The addition reads as follows:
Sec. 456.703 Drug use review programs.
* * * * *
(h) Minimum standards for DUR programs. (1) Minimum standards. In
operating their DUR programs, states must include the following minimum
standards:
(i) Prospective safety edit limitations for opioid prescriptions,
as specified by the State, on:
(A) Days' supply for patients not currently receiving opioid
therapy for initial prescription fills;
(B) Quantity of prescription dispensed for initial and subsequent
prescription fills;
(C) Therapeutically-duplicative initial and subsequent opioid
prescription fills; and
(D) Early refills, for subsequent prescription fills.
(ii) Prospective safety edit limitations for opioid prescriptions,
as specified by the State, on the maximum daily morphine milligram
equivalent for treatment of chronic pain, for initial and subsequent
prescription fills.
(iii) A retrospective claims review automated process that
indicates prescription fills of opioids in excess of the prospective
safety edit limitations specified by the state under paragraphs
(h)(1)(i) or (ii) of this section to provide for the ongoing review of
opioid claims data to identify patterns of fraud, abuse, excessive
utilization, inappropriate or medically unnecessary care, or
prescribing or billing practices that indicate abuse or provision of
inappropriate or medically unnecessary care among prescribers,
pharmacists and individuals receiving Medicaid benefits.
(iv) A retrospective claims review automated process and, at the
option of the state, prospective safety edits that monitor when an
individual is concurrently prescribed opioids and:
(A) Benzodiazepines; or
(B) Antipsychotics.
(v) A program to monitor and manage the appropriate use of
antipsychotic medications by children enrolled under the State plan,
including any Medicaid expansion groups for the Children's Health
Insurance Program (CHIP).
(vi) A process to identify potential fraud or abuse of controlled
substances by individuals enrolled under the State plan, health care
providers prescribing drugs to individuals so enrolled, and pharmacies
dispensing drugs to individuals so enrolled.

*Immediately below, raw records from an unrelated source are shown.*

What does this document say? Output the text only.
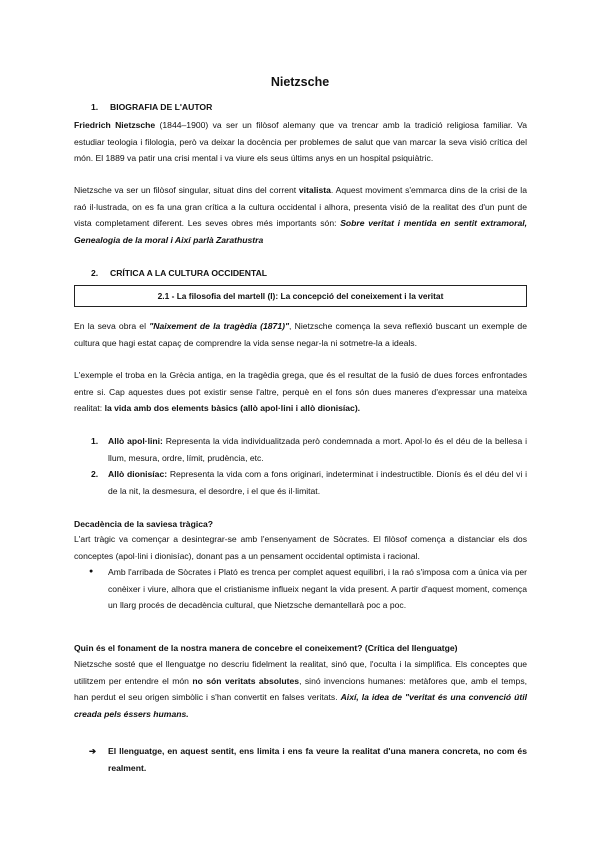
Nietzsche
1. BIOGRAFIA DE L'AUTOR

Friedrich Nietzsche (1844–1900) va ser un filòsof alemany que va trencar amb la tradició religiosa familiar. Va estudiar teologia i filologia, però va deixar la docència per problemes de salut que van marcar la seva visió crítica del món. El 1889 va patir una crisi mental i va viure els seus últims anys en un hospital psiquiàtric.

Nietzsche va ser un filòsof singular, situat dins del corrent vitalista. Aquest moviment s'emmarca dins de la crisi de la raó il·lustrada, on es fa una gran crítica a la cultura occidental i alhora, presenta visió de la realitat des d'un punt de vista completament diferent. Les seves obres més importants són: Sobre veritat i mentida en sentit extramoral, Genealogia de la moral i Així parlà Zarathustra

2. CRÍTICA A LA CULTURA OCCIDENTAL
2.1 - La filosofia del martell (I): La concepció del coneixement i la veritat

En la seva obra el "Naixement de la tragèdia (1871)", Nietzsche comença la seva reflexió buscant un exemple de cultura que hagi estat capaç de comprendre la vida sense negar-la ni sotmetre-la a ideals.

L'exemple el troba en la Grècia antiga, en la tragèdia grega, que és el resultat de la fusió de dues forces enfrontades entre si. Cap aquestes dues pot existir sense l'altre, perquè en el fons són dues maneres d'expressar una mateixa realitat: la vida amb dos elements bàsics (allò apol·lini i allò dionisíac).

1. Allò apol·lini: Representa la vida individualitzada però condemnada a mort. Apol·lo és el déu de la bellesa i llum, mesura, ordre, límit, prudència, etc.

2. Allò dionisíac: Representa la vida com a fons originari, indeterminat i indestructible. Dionís és el déu del vi i de la nit, la desmesura, el desordre, i el que és il·limitat.

Decadència de la saviesa tràgica?

L'art tràgic va començar a desintegrar-se amb l'ensenyament de Sòcrates. El filòsof comença a distanciar els dos conceptes (apol·lini i dionisíac), donant pas a un pensament occidental optimista i racional.

● Amb l'arribada de Sòcrates i Plató es trenca per complet aquest equilibri, i la raó s'imposa com a única via per conèixer i viure, alhora que el cristianisme influeix negant la vida present. A partir d'aquest moment, comença un llarg procés de decadència cultural, que Nietzsche demantellarà poc a poc.

Quin és el fonament de la nostra manera de concebre el coneixement? (Crítica del llenguatge)

Nietzsche sosté que el llenguatge no descriu fidelment la realitat, sinó que, l'oculta i la simplifica. Els conceptes que utilitzem per entendre el món no són veritats absolutes, sinó invencions humanes: metàfores que, amb el temps, han perdut el seu origen simbòlic i s'han convertit en falses veritats. Així, la idea de "veritat és una convenció útil creada pels éssers humans.

➔ El llenguatge, en aquest sentit, ens limita i ens fa veure la realitat d'una manera concreta, no com és realment.
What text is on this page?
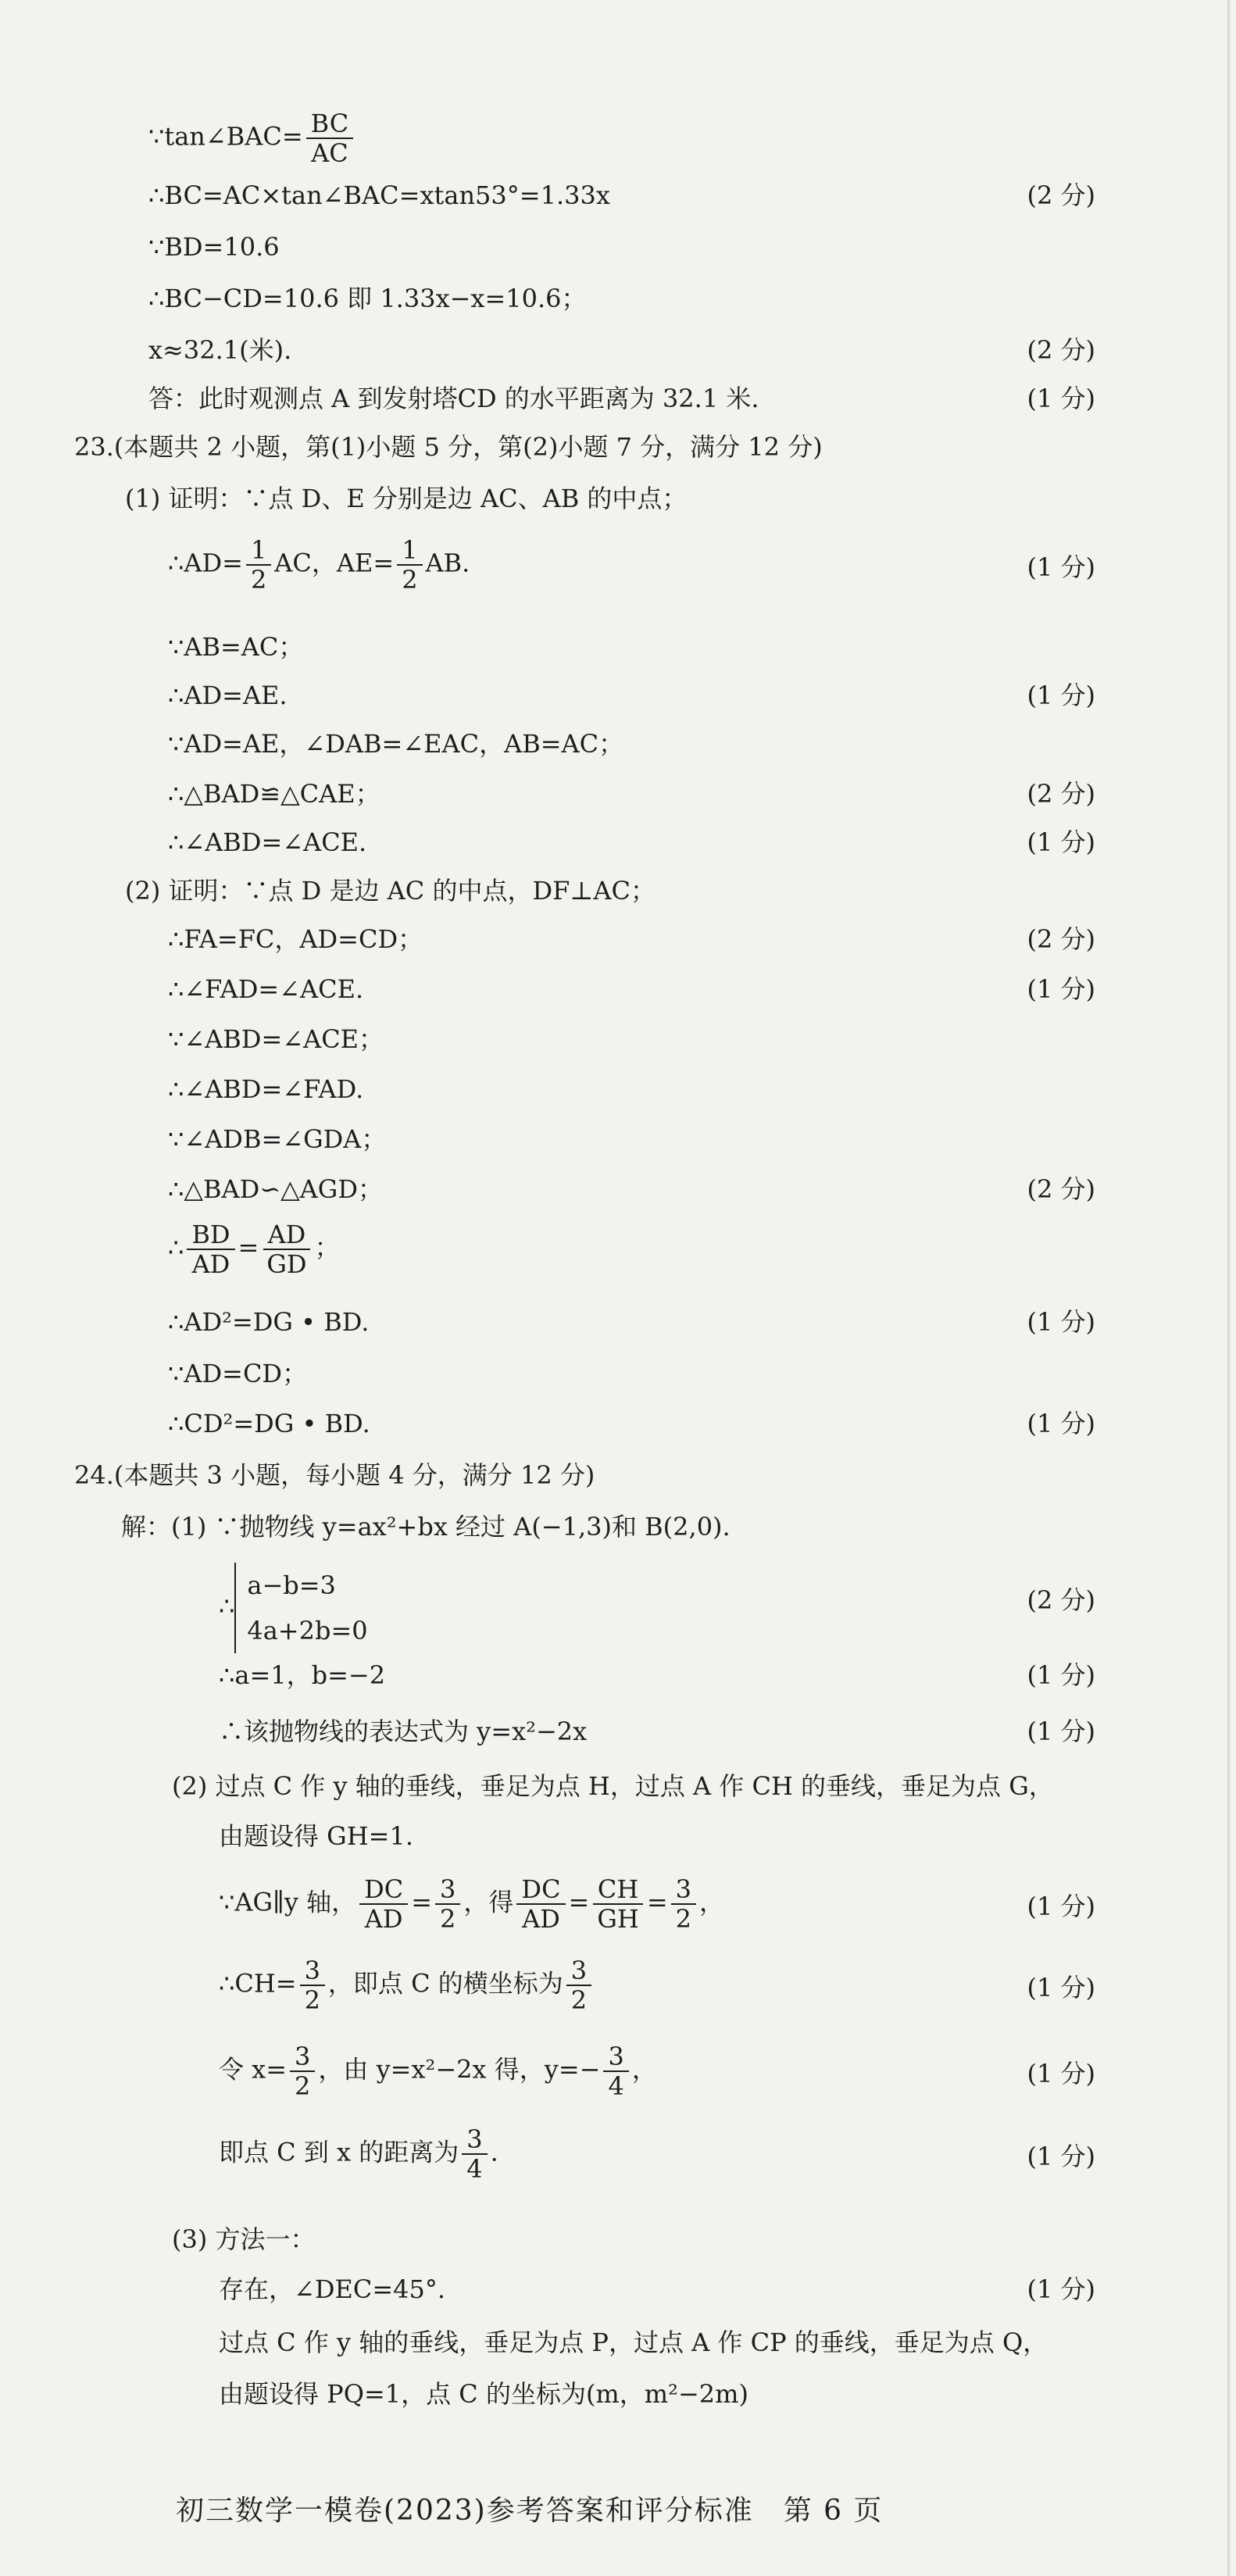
∵tan∠BAC= $\frac{BC}{AC}$
∴BC=AC×tan∠BAC=xtan53°=1.33x	(2 分)
∵BD=10.6
∴BC−CD=10.6 即 1.33x−x=10.6；
x≈32.1(米).	(2 分)
答：此时观测点 A 到发射塔CD 的水平距离为 32.1 米.	(1 分)
23.(本题共 2 小题，第(1)小题 5 分，第(2)小题 7 分，满分 12 分)
(1) 证明：∵点 D、E 分别是边 AC、AB 的中点；
∴AD= $\frac{1}{2}$ AC，$AE= \frac{1}{2}$ AB.	(1 分)
∵AB=AC；
∴AD=AE.	(1 分)
∵AD=AE，∠DAB=∠EAC，AB=AC；
∴△BAD≌△CAE；	(2 分)
∴∠ABD=∠ACE.	(1 分)
(2) 证明：∵点 D 是边 AC 的中点，DF⊥AC；
∴FA=FC，AD=CD；	(2 分)
∴∠FAD=∠ACE.	(1 分)
∵∠ABD=∠ACE；
∴∠ABD=∠FAD.
∵∠ADB=∠GDA；
∴△BAD∽△AGD；	(2 分)
∴ $\frac{BD}{AD} = \frac{AD}{GD}$ ；
∴AD²=DG • BD.	(1 分)
∵AD=CD；
∴CD²=DG • BD.	(1 分)
24.(本题共 3 小题，每小题 4 分，满分 12 分)
解：(1) ∵抛物线 y=ax²+bx 经过 A(−1,3)和 B(2,0).
∴
a−b=3
4a+2b=0
(2 分)
∴a=1，b=−2	(1 分)
∴该抛物线的表达式为 y=x²−2x	(1 分)
(2) 过点 C 作 y 轴的垂线，垂足为点 H，过点 A 作 CH 的垂线，垂足为点 G，
由题设得 GH=1.
∵AG∥y 轴， $\frac{DC}{AD} = \frac{3}{2}$ ，得 $\frac{DC}{AD} = \frac{CH}{GH} = \frac{3}{2}$ ，	(1 分)
∴CH= $\frac{3}{2}$ ，即点 C 的横坐标为 $\frac{3}{2}$	(1 分)
令 $x= \frac{3}{2}$ ，由 y=x²−2x 得，$y=- \frac{3}{4}$ ，	(1 分)
即点 C 到 x 的距离为 $\frac{3}{4}$ .	(1 分)
(3) 方法一：
存在，∠DEC=45°.	(1 分)
过点 C 作 y 轴的垂线，垂足为点 P，过点 A 作 CP 的垂线，垂足为点 Q，
由题设得 PQ=1，点 C 的坐标为(m，m²−2m)
初三数学一模卷(2023)参考答案和评分标准　第 6 页
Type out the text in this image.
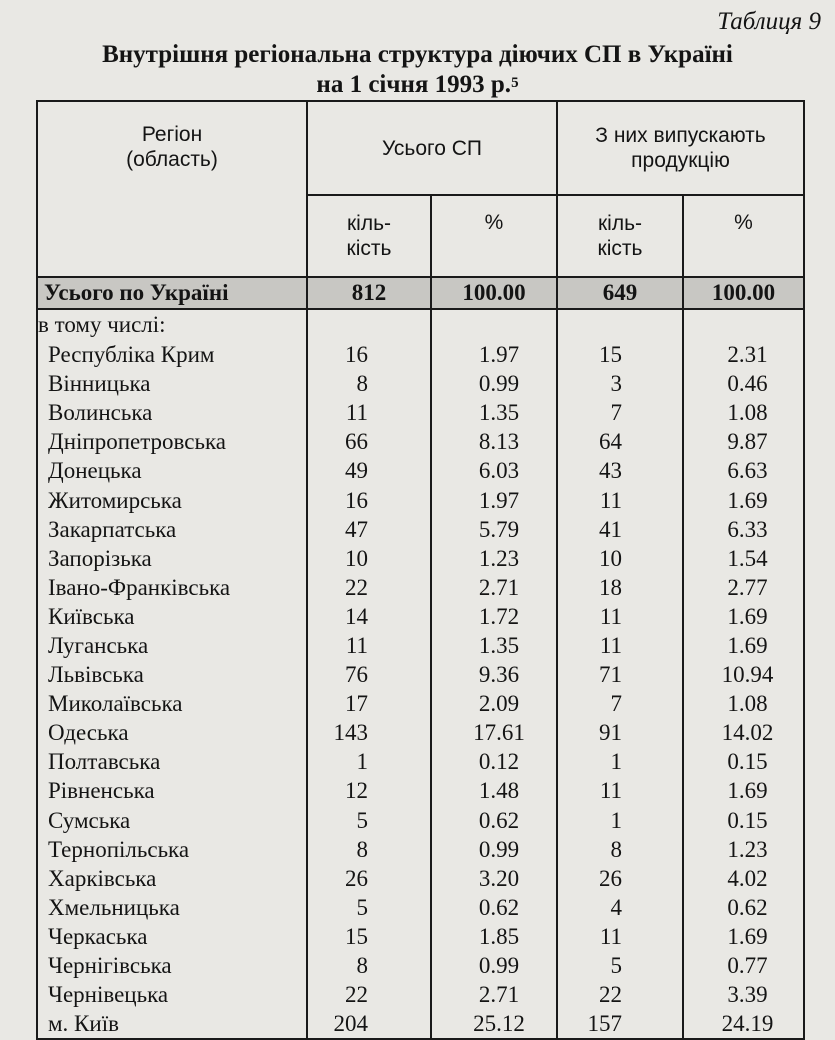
Таблиця 9
Внутрішня регіональна структура діючих СП в Україні
на 1 січня 1993 р.$^5$
Регіон (область)	Усього СП		З них випускають продукцію	
	кіль-кість	%	кіль-кість	%
Усього по Україні	812	100.00	649	100.00
в тому числі:				
Республіка Крим	16	1.97	15	2.31
Вінницька	8	0.99	3	0.46
Волинська	11	1.35	7	1.08
Дніпропетровська	66	8.13	64	9.87
Донецька	49	6.03	43	6.63
Житомирська	16	1.97	11	1.69
Закарпатська	47	5.79	41	6.33
Запорізька	10	1.23	10	1.54
Івано-Франківська	22	2.71	18	2.77
Київська	14	1.72	11	1.69
Луганська	11	1.35	11	1.69
Львівська	76	9.36	71	10.94
Миколаївська	17	2.09	7	1.08
Одеська	143	17.61	91	14.02
Полтавська	1	0.12	1	0.15
Рівненська	12	1.48	11	1.69
Сумська	5	0.62	1	0.15
Тернопільська	8	0.99	8	1.23
Харківська	26	3.20	26	4.02
Хмельницька	5	0.62	4	0.62
Черкаська	15	1.85	11	1.69
Чернігівська	8	0.99	5	0.77
Чернівецька	22	2.71	22	3.39
м. Київ	204	25.12	157	24.19
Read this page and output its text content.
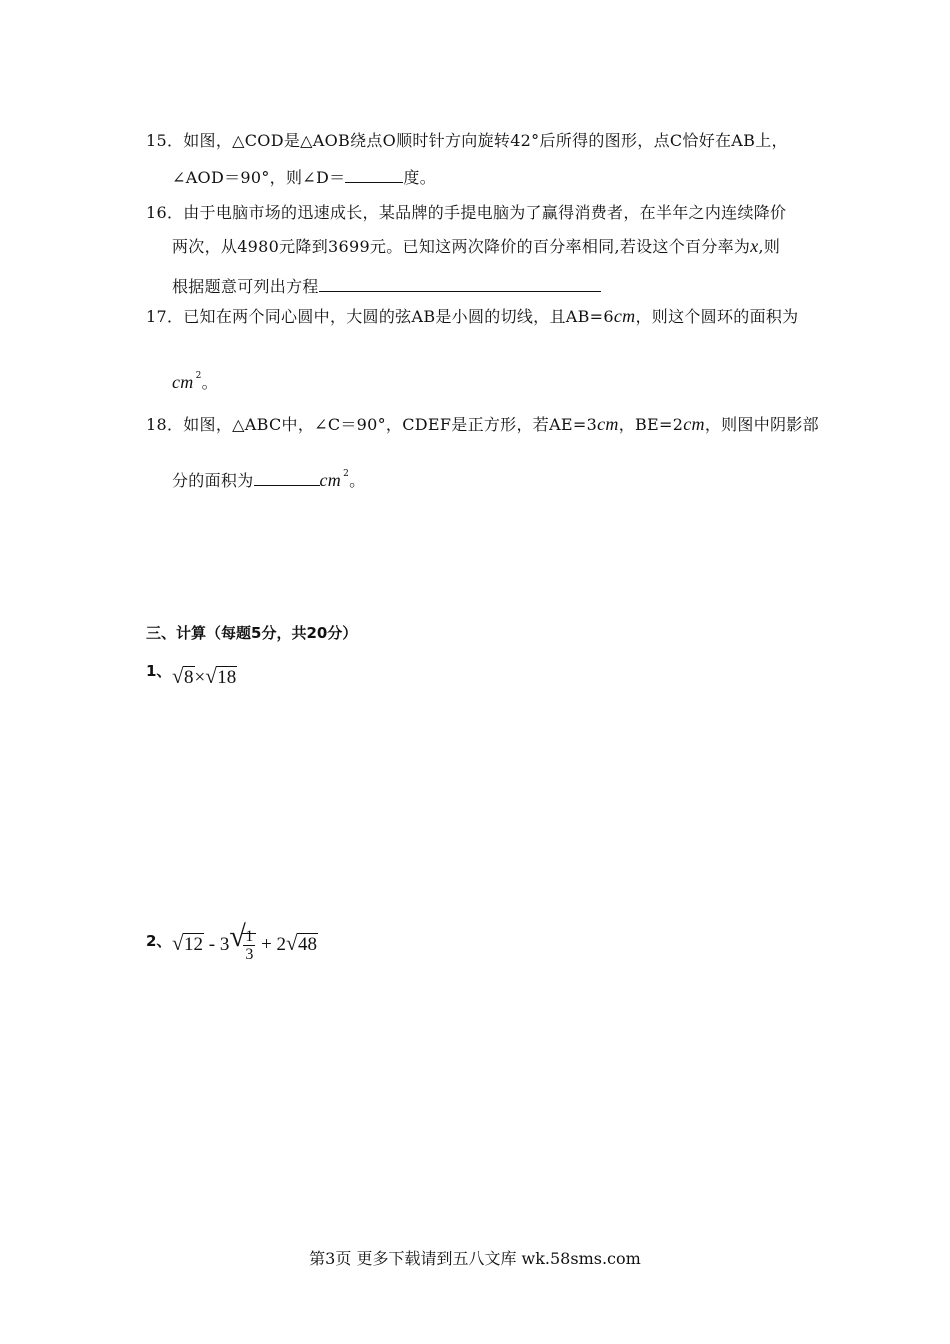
15．如图，△COD是△AOB绕点O顺时针方向旋转42°后所得的图形，点C恰好在AB上，
∠AOD＝90°，则∠D＝	度。
16．由于电脑市场的迅速成长，某品牌的手提电脑为了赢得消费者，在半年之内连续降价
两次，从4980元降到3699元。已知这两次降价的百分率相同,若设这个百分率为x,则
根据题意可列出方程
17．已知在两个同心圆中，大圆的弦AB是小圆的切线，且AB=6cm，则这个圆环的面积为
cm $^2$。
18．如图，△ABC中，∠C＝90°，CDEF是正方形，若AE=3cm，BE=2cm，则图中阴影部
分的面积为	cm $^2$。
三、计算（每题5分，共20分）
1、 √ 8× √ 18
2、 √ 12 - 3 √
$\frac{1}{3} + 2$ √ 48
第3页 更多下载请到五八文库 wk.58sms.com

(vii) Prospective safety edits, retrospective claims review
automated processes, or a combination of these approaches as determined
by the state, to identify when:
(A) A beneficiary is prescribed an opioid after the beneficiary has
been prescribed one or more drugs used for Medication Assisted
Treatment (MAT) of an opioid use disorder or has been diagnosed with an
opioid use disorder, within a timeframe specified by the state, in the
absence of a new indication to support utilization of opioids (such as
new cancer diagnosis or entry into hospice care); and
(B) A beneficiary could be at high risk of opioid overdose and
should be considered for co-prescription or co-dispensing of naloxone.
[[Page 37322]]
(2) Exclusion. The requirements in paragraphs (h)(1)(i) through
(vii) of this section do not apply with respect to individuals
receiving hospice or palliative care or treatment for cancer;
individuals who are residents of long-term care facilities,
intermediate care facilities for the intellectually disabled, or
facilities that dispense frequently abused drugs through a contract
with a single pharmacy; or other individuals the state elects to
exempt. While States are not required to apply these requirements with
respect to these individuals, States may elect to do so.
* * * * *
0
17. Section 456.712 is amended by adding paragraph (c) to read as
follows:
Sec. 456.712 Annual report.
* * * * *
(c) Public availability. All FFS and managed care DUR reports
received by CMS under paragraph (b) of this section and, as applicable,
pursuant to Sec. 438.3(s) of this chapter, will be publicly posted on
a website maintained by CMS for the sharing of reports and other
information concerning Medicaid DUR programs.
Dated: February 6, 2020.
Seema Verma,
Administrator, Centers for Medicare & Medicaid Services.
Dated: June 11, 2020.
Alex M. Azar II,
Secretary, Department of Health and Human Services.